“‘Lord, when did we see you hungry or thirsty or a stranger or needing clothes or sick or in prison, and did not help you?’
“He will reply, ‘Truly I tell you, whatever you did not do for one of the least of these, you did not do for me.’”
— Matthew 25:44-45
They are the least of these.
They are women without faces, men without voices, children without names. More to the point, they are families without homes, running to escape hunger, war, oppression, and death.
And maybe this would pull at your heartstrings, open up within you that reliably human thing we saw in Houston, where people reached out to the suffering stranger, squeezed tighter in the boat to make room for one more. Except that the people we’re talking about are not from Houston.
They come from different places, speak different languages, sing to another God. And they huddle behind a collective noun: refugee. All of which makes it easier to objectify them, to see them as anonymous and abstract, to subsume their trauma in your unreasoned fears. It makes it easier to support dumb ideas like “extreme vetting.”
Anyone who does could benefit from reading “Refugee,” the new novel by Alan Gratz. It is a tripartite narrative, stories of escape as experienced by three children in three different eras. In 1939, Josef and his family are running from Nazi Germany and its persecution of the Jews. In 1994, Isabel and her family are fleeing the hunger and repression of the Castro regime. In 2015, Mahmoud and his family are trying to get away from the civil war that that has turned Aleppo, Syria, into a wasteland of blasted rubble.
Gratz is a writer of young adult fiction, but there is nothing childish about the ordeals these children face. Captured by the Nazis, Josef must help his mother make an unbearable decision. Capsized in the Mediterranean Sea, Mahmoud must do the unthinkable to save his infant sister. And then, there is Isabel, racing for the bright lights of Miami Beach as a U.S. Coast Guard ship bears down.

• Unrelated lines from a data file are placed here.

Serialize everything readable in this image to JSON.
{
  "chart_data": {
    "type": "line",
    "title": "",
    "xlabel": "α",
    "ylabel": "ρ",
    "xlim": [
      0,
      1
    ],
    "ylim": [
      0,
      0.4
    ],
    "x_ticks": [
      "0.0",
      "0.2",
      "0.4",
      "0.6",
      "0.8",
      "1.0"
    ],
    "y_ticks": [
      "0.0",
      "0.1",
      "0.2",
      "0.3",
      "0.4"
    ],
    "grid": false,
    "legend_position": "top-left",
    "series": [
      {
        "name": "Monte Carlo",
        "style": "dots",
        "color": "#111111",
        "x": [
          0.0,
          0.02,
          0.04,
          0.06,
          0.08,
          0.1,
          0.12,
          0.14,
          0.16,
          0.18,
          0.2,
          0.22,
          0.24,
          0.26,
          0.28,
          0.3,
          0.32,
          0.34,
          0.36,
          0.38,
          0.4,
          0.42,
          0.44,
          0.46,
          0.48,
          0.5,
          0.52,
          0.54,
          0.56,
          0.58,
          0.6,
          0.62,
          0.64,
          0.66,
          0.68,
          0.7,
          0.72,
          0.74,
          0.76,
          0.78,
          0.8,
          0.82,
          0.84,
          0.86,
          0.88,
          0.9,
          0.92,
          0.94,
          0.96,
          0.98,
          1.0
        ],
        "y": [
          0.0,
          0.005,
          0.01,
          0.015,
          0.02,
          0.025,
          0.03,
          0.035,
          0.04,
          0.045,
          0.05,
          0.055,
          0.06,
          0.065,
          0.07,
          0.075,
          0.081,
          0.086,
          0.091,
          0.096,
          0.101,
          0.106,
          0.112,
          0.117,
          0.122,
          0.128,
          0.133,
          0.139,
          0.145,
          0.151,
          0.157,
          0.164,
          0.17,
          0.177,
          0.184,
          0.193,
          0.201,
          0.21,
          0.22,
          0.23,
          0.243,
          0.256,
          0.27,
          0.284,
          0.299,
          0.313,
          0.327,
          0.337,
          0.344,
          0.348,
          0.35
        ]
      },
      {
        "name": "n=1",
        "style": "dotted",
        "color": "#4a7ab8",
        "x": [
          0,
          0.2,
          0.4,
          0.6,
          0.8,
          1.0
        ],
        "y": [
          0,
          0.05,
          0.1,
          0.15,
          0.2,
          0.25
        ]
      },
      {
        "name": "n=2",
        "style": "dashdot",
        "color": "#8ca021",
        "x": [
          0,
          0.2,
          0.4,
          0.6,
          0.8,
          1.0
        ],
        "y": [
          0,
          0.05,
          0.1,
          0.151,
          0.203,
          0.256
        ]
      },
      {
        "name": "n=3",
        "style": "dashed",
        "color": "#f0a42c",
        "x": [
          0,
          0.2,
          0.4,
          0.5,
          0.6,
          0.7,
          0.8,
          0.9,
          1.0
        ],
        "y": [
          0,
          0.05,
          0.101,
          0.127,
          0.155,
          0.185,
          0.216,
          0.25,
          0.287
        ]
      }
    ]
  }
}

Under the immigration policy later dubbed “wet foot-dry foot,” if she and her family and friends are caught before reaching land, they will be sent back to Cuba, but if they make the beach, they can stay. That rule was always controversial. People complained that it discriminated against Haitian refugees, who enjoyed no such favor. Others feared a new influx of refugees would overwhelm Florida’s economy.
But those concerns are far from your mind as the Coast Guard closes in on Isabel. Having endured a harrowing trip with her on a rickety boat crossing the Florida Straits, you’re just pulling for her to make it.

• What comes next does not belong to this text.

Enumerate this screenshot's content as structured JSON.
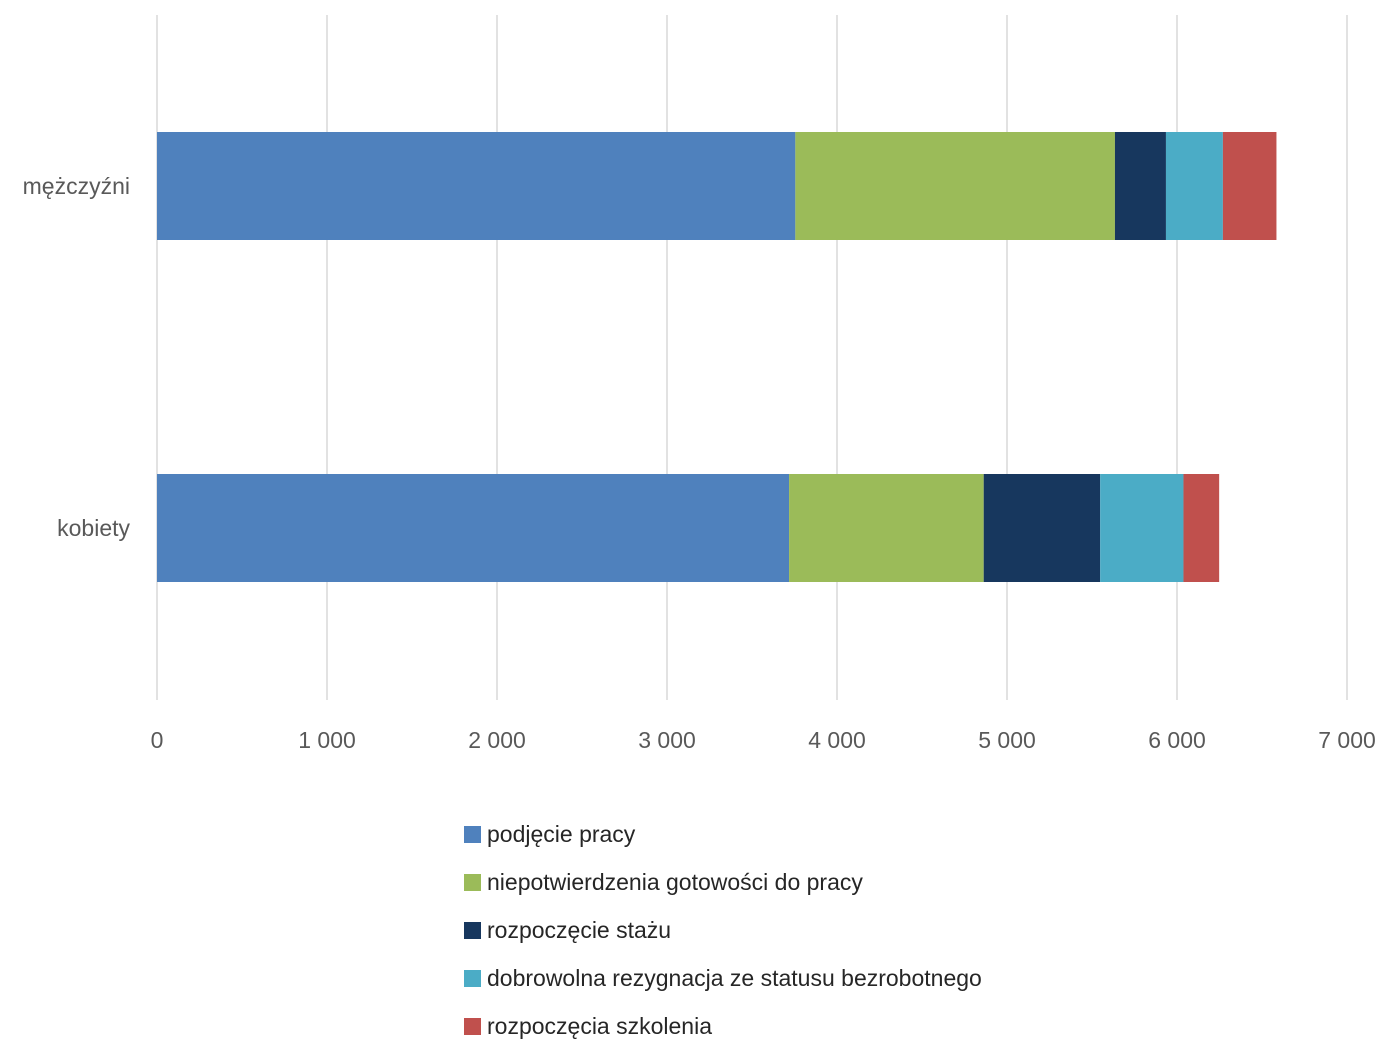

It’s not that the political concerns are immaterial or even wrong, but that they tell only part of the story. In “Refugee,” Gratz tells the rest, which is that human beings and human lives get caught in the gears of those politics.
His book is dangerous because, once having lived in Isabel’s shoes, in Josef’s and Mahmoud’s shoes, you will find it that much harder to ever again reduce a refugee’s plight to just its policy dimensions. Much less, to your fears. The book demands more. It demands your humanity.

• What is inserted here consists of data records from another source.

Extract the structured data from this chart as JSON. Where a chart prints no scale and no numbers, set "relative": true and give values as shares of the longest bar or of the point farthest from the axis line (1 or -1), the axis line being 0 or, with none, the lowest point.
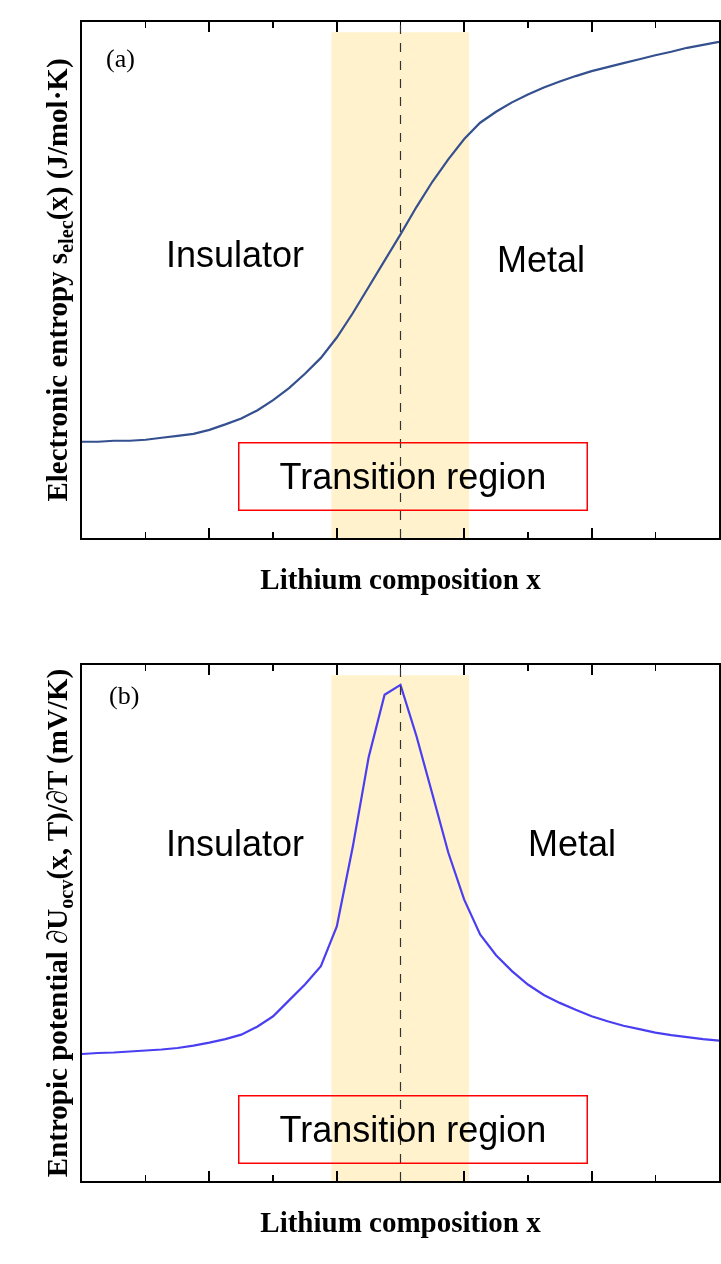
{
  "chart_data": [
    {
      "type": "line",
      "relative": true,
      "ylabel": "Electronic entropy s$_{elec}$(x) (J/mol·K)",
      "xlabel": "Lithium composition x",
      "tick_labels": false,
      "line_style": "solid",
      "categories": [
        null,
        null,
        null,
        null,
        null,
        null,
        null,
        null,
        null,
        null,
        null,
        null,
        null,
        null,
        null,
        null,
        null,
        null,
        null,
        null,
        null,
        null,
        null,
        null,
        null,
        null,
        null,
        null,
        null,
        null,
        null,
        null,
        null,
        null,
        null,
        null,
        null,
        null,
        null,
        null,
        null
      ],
      "series": [
        {
          "color": "#34508f",
          "values": [
            0.194,
            0.194,
            0.196,
            0.196,
            0.198,
            0.202,
            0.206,
            0.21,
            0.218,
            0.229,
            0.241,
            0.257,
            0.278,
            0.302,
            0.331,
            0.363,
            0.404,
            0.453,
            0.506,
            0.559,
            0.612,
            0.667,
            0.718,
            0.763,
            0.804,
            0.837,
            0.859,
            0.878,
            0.894,
            0.908,
            0.92,
            0.931,
            0.941,
            0.949,
            0.957,
            0.965,
            0.973,
            0.98,
            0.988,
            0.994,
            1.0
          ]
        }
      ],
      "annotations": [
        "(a)",
        "Insulator",
        "Metal",
        "Transition region"
      ]
    },
    {
      "type": "line",
      "relative": true,
      "ylabel": "Entropic potential ∂U$_{ocv}$(x, T)/∂T (mV/K)",
      "xlabel": "Lithium composition x",
      "tick_labels": false,
      "line_style": "solid",
      "categories": [
        null,
        null,
        null,
        null,
        null,
        null,
        null,
        null,
        null,
        null,
        null,
        null,
        null,
        null,
        null,
        null,
        null,
        null,
        null,
        null,
        null,
        null,
        null,
        null,
        null,
        null,
        null,
        null,
        null,
        null,
        null,
        null,
        null,
        null,
        null,
        null,
        null,
        null,
        null,
        null,
        null
      ],
      "series": [
        {
          "color": "#4a3ff0",
          "values": [
            0.256,
            0.258,
            0.259,
            0.261,
            0.263,
            0.265,
            0.268,
            0.273,
            0.279,
            0.286,
            0.295,
            0.311,
            0.332,
            0.364,
            0.396,
            0.433,
            0.513,
            0.673,
            0.854,
            0.98,
            1.0,
            0.897,
            0.78,
            0.662,
            0.567,
            0.497,
            0.455,
            0.423,
            0.396,
            0.375,
            0.359,
            0.345,
            0.332,
            0.322,
            0.313,
            0.306,
            0.299,
            0.294,
            0.29,
            0.286,
            0.283
          ]
        }
      ],
      "annotations": [
        "(b)",
        "Insulator",
        "Metal",
        "Transition region"
      ]
    }
  ]
}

At its best, fiction is a lie that reveals truth. The truth these pages reveal could not be more timely for a nation arguing over Muslim bans even as Syrian families run for their lives.
That truth is this: What we so readily see as nameless, voiceless, and faceless is really none of those things. It is girls and boys, women and men, people like us, just trying, like us, to navigate safely through this challenging life.
And all they’re asking for is a seat in the boat.